Theresa Hak Kyung Cha was born on March 4, 1951, in Busan, South Korea. A poet, performance, and multimedia artist, Cha was one of five children. Her family fled four invasions—first to Manchuria, then Seoul, and then to Busan, where Cha was born. They moved to San Francisco in 1963, when Cha was twelve. At age fourteen, she won a school poetry contest. Cha received her BA and MA in comparative literature and an MFA from the University of California, Berkeley, where she studied French, film theory, performance, and multimedia art.

Cha worked in many mediums—film, sculpture, photography, performance, and poetry among them. She was fluent in French, Korean, and English, and was heavily influenced by Marguerite Duras, Stéphane Mallarmé, Jean-Luc Godard, Samuel Beckett, and Carl Dreyer. She was the author of numerous art books and performances, as well as the poetry collection Dictee (Tanem Press, 1982) and the 1976 films Vidéoème and Permutations. She also edited the essay collection Apparatus: Cinematographic Apparatus: Selected Writings (Tanam Press, 1980).

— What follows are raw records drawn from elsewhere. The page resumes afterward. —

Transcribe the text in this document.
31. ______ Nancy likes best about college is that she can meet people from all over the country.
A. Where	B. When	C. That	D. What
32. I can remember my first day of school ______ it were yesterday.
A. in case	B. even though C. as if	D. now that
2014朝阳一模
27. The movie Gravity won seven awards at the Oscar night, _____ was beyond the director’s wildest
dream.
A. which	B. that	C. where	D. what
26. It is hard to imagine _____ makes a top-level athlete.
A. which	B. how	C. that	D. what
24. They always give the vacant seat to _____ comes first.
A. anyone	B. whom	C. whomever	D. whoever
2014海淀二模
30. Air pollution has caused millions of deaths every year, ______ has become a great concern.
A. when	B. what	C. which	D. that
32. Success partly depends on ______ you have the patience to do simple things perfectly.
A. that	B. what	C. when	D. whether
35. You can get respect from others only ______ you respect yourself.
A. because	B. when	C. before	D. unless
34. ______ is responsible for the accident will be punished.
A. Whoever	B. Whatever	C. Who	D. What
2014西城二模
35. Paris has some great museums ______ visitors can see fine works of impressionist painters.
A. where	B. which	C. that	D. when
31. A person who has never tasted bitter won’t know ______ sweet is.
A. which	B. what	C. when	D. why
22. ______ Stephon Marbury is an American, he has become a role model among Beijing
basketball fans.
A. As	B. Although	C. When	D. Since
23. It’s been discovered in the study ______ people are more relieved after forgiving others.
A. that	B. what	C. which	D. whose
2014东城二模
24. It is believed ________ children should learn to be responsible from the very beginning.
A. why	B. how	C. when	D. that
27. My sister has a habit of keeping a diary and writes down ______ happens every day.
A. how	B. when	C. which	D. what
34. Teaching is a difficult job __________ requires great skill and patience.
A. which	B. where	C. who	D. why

Of her work, poet Timothy Yu says, “Dictee’s mix of narrative, poetry, and images destabilizes historical and biographical narratives in favor of a concentration on the workings of language.”

Cha moved to New York City in 1980, where she worked as an artist, editor, and writer. She was assaulted and murdered on November 5, 1982, one week after the publication of Dictee. Her work has been shown and studied as a cornerstone of contemporary literature and performance.